Some might argue that my stats are misleading. They will note that the markets hardest hit have been EM and the losses have been far greater than 4%. That is certainly true – MSCIEF was down 6% in January, while some individual countries were down far more.

However, this argument is faulty. Investors with holdings in EM must expect volatility. The Russian ETF (RSX) was down over 75% during the financial crisis. However, investors seem to already be panicking by a ‘mere’ 10% drop in RSX over the past month.

Furthermore, even if one is not invested in EM it seems that they are selling domestic stocks. The S&P 500 is down, the VIX is up, domestic outflows have soared etc.

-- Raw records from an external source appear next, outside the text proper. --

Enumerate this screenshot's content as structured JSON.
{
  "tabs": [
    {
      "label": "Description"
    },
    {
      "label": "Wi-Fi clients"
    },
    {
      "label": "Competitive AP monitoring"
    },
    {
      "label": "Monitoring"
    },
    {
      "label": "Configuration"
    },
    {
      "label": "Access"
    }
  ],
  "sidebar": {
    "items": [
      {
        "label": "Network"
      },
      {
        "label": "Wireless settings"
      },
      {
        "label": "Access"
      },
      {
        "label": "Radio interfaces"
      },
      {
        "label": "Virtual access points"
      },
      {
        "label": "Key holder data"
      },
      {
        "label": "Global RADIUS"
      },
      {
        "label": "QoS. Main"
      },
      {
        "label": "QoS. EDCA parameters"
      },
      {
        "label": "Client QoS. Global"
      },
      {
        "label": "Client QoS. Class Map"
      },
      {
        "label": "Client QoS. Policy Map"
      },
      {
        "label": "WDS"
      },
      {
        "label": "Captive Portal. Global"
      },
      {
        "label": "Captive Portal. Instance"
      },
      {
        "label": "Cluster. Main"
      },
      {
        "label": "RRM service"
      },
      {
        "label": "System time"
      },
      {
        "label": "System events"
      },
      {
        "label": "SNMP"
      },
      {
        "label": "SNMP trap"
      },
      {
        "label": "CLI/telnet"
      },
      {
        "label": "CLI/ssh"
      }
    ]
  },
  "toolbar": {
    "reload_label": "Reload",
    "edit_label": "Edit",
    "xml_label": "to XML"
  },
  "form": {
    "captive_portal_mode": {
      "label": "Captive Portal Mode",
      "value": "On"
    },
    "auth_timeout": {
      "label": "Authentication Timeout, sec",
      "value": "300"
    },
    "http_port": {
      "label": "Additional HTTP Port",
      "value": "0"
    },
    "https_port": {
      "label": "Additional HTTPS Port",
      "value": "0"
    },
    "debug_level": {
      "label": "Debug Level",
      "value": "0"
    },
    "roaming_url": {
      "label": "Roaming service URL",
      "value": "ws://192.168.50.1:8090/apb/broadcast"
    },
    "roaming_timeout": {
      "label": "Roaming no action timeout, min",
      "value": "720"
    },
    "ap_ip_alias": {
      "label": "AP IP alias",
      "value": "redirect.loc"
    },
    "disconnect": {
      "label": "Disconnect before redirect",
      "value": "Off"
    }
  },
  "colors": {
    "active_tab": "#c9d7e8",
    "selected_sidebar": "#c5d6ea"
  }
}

Asking the wrong questions

Once again, history has quickly shown that investors have not learned the lessons of the crash. The question now should NOT be “are markets cheap or expensive?”. The question is not even “should I buy or sell?”. The question is: why am I panicking over losses which are ‘minimal’? The question is, can I (or my clients) stomach possible huge losses? While some investors might be able to answer “yes,” if you panicked from the recent drop (which most investors seem to have done)  you should certainly answer no. Getting into a debate about profit margins, whether CAPE is a good valuation metric, where markets are cheap is a waste of time and harmful if investors cannot stomach monthly losses like those of January.

Good luck investing!

I want to add one caveat to the last article. For an individual investor it is hard enough to stomach losses. If you have nervous clients, you not only have to stomach them yourself, you have to be able to stand the stress of clients asking why their stocks are dropping 3% a day.